Richtung Osten schauende Anlegende können das ebenfalls von der Société Générale aufgelegte Papier „China Dragons 7“ prüfen (ISIN DE000SL0L4B0). Dieses Aktienpaket umfasst die Technologie-Schwergewichte Alibaba (E-Commerce), Baidu (Internet / KI), BYD (E-Autos / Batterien), JD.com (E-Commerce), Meituan (Online-Dienste), Tencent (Internet / KI) und Xiaomi (Smartphones / Haushaltsgeräte / Software) aus der Volksrepublik.
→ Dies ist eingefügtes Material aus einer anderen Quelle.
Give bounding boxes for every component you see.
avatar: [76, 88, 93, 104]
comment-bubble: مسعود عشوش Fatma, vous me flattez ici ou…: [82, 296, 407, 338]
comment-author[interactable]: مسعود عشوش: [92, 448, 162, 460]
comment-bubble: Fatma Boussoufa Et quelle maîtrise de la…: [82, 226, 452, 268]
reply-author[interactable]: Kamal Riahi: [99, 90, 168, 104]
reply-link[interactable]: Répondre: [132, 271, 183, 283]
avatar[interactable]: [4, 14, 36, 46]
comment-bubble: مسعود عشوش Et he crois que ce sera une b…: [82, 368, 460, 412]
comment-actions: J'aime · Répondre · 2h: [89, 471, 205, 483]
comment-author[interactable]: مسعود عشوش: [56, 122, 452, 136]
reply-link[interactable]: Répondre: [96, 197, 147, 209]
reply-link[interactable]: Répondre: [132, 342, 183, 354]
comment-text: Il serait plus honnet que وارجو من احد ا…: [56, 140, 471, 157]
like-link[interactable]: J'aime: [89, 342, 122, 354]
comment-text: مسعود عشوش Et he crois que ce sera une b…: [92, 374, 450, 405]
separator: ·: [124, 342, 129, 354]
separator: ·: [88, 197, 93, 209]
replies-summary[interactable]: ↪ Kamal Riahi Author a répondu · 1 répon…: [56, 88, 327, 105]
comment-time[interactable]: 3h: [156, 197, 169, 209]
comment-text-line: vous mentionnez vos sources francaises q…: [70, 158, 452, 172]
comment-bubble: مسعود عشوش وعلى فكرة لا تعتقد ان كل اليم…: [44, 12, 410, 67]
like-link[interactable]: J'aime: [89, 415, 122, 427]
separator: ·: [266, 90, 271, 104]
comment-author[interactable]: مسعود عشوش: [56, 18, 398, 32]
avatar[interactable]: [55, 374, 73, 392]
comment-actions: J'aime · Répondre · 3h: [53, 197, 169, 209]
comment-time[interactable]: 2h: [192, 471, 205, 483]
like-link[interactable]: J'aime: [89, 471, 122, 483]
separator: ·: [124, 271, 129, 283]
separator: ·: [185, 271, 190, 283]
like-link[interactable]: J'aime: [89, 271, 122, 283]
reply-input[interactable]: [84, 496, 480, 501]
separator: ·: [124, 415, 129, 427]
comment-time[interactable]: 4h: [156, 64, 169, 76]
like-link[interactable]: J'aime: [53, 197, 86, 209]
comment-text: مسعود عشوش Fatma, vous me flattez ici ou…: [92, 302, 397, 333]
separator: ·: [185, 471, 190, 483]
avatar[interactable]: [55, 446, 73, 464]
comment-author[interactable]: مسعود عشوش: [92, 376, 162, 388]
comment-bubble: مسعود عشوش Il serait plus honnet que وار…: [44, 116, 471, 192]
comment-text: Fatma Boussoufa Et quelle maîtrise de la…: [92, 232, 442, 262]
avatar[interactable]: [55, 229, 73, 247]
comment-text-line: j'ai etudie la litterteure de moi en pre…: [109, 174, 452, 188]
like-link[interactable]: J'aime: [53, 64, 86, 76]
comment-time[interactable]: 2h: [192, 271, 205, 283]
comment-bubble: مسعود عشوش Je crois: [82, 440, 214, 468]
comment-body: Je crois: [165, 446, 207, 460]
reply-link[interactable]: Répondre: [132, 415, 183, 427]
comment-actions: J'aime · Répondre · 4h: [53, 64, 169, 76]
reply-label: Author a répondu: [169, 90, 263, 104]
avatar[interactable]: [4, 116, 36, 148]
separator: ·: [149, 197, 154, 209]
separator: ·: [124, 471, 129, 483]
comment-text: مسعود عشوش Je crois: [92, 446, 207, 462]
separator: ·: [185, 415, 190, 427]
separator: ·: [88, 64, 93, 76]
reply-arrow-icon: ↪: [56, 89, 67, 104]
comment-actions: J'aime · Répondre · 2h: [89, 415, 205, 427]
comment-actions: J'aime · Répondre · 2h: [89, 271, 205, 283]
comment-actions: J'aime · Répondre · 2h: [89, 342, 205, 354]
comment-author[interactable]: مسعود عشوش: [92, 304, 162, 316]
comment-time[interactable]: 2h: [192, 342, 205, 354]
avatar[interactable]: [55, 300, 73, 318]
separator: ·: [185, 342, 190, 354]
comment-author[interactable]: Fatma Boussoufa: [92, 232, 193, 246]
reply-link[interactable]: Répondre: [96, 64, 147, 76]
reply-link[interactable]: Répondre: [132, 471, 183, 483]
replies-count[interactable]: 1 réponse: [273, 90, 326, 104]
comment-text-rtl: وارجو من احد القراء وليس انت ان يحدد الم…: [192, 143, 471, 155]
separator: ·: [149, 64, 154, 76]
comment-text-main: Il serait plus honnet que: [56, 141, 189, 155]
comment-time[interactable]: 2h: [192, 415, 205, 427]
Einige Experten sehen jedoch Nachteile bei solchen Paketen. „Aktienkörbe hängen stark von dem zugrundeliegenden Investmentthema ab, berücksichtigen allerdings keinerlei regionale oder unternehmensspezifische Elemente“, sagt etwa Reinhard Pfingsten, Chief Investment Officer der apoBank, Deutschlands größter Genossenschaftsbank (siehe Interview unten).

„Kein Zusatzertrag“

Reinhard Pfingsten, Chief Investment Officer der apoBank, über Paket-Investments.

Reinhard Pfingsten

Reinhard Pfingsten

Reinhard Pfingsten ist CIO der apoBank. Er ist dort für die Vermögensverwaltung und als Aufsichtsrat auch für die Apo Asset Management sowie für den Vertrieb für Institutionelle Kunden verantwortlich. Zuvor war er als CIO unter anderem für Sal. Oppenheim, Hauck & Aufhäuser und die Bethmann Bank tätig. Pfingsten ist Diplom-Wirtschaftsmathematiker, sowie CFA Charterholder und DVFA-Investmentanalyst.

DUP UNTERNEHMER-Magazin: Wie schätzen Sie Anlagen in Aktienkörbe, wie zum Beispiel die GRANOLAS, ein?

Reinhard Pfingsten: Aktienkörbe hängen stark von dem zugrundeliegenden Investmentthema ab, berücksichtigen allerdings keinerlei regionale oder unternehmensspezifische Elemente. Vor diesem Hintergrund sind sie in ihrer Zusammensetzung zwar leicht nachvollziehbar und damit dem Kunden gut erklärbar, bringen in der Regel aber keinen Zusatzertrag. Wir bevorzugen deshalb einen aktiven Ansatz, der auf quantitativen Elementen kombiniert mit unserem Research auf Regionen und Unternehmen beruht.

Wie stellen sich derzeit die Perspektiven europäischer Aktien insgesamt dar, und sind sie besser oder eher schlechter als die von US-Titeln?

Pfingsten: Generell bleibt unserer Einschätzung nach das Marktumfeld für Aktien trotz der Marktturbulenzen im August konstruktiv. Regional sehen wir jedoch den europäischen Aktienmarkt positiver als sein US-Pendant. Zwar halten wir etwaige Rezessionssorgen in den USA für übertrieben und erachten Zinssenkungen als zunehmende Stütze. Trotzdem bevorzugen wir weiterhin europäische Aktien, die in der Spätphase des Konjunkturzyklus gewöhnlich die beste Kursentwicklung zeigen. Außerdem sind die Bewertungen aktuell weiterhin günstig. Neben den USA gewichten wir auch Schwellenländermärkte unter, da es Chinas Fiskal- und Geldpolitik nicht gelingt, nennenswert zur Stärkung der Binnenwirtschaft beizutragen.

Vor einigen Jahren boomte die Anlage-Idee BRICS, also Aktien aus Brasilien, Russland, Indien, China und Südafrika, auf die Vehikel wie Zertifikate, gemanagte Fonds oder ETFs ausgerichtet wurden. Für Langfristanleger erwies sich der Ansatz als Flop – warum?

Pfingsten: Auch hier zeigt sich die generelle Schwäche von Aktienkörben: BRICS war grundsätzlich eine gute Idee, die es sogar bis zur Gründung einer eigenen Union geschafft hat. Die Trends in den einzelnen Ländern waren aber stark unterschiedlich. Auf der einen Seite große Verlierer wie Russland aus politischen Gründen, China durch seine schwache Binnennachfrage und die geringere Nachfrage aus den USA und Südafrika in haushaltspolitischer Hinsicht. Auf der anderen Seite Gewinner wie Indien, die jedoch durch den fehlenden aktiven Ansatz die Schwäche der anderen Korbmitglieder nicht auffangen können.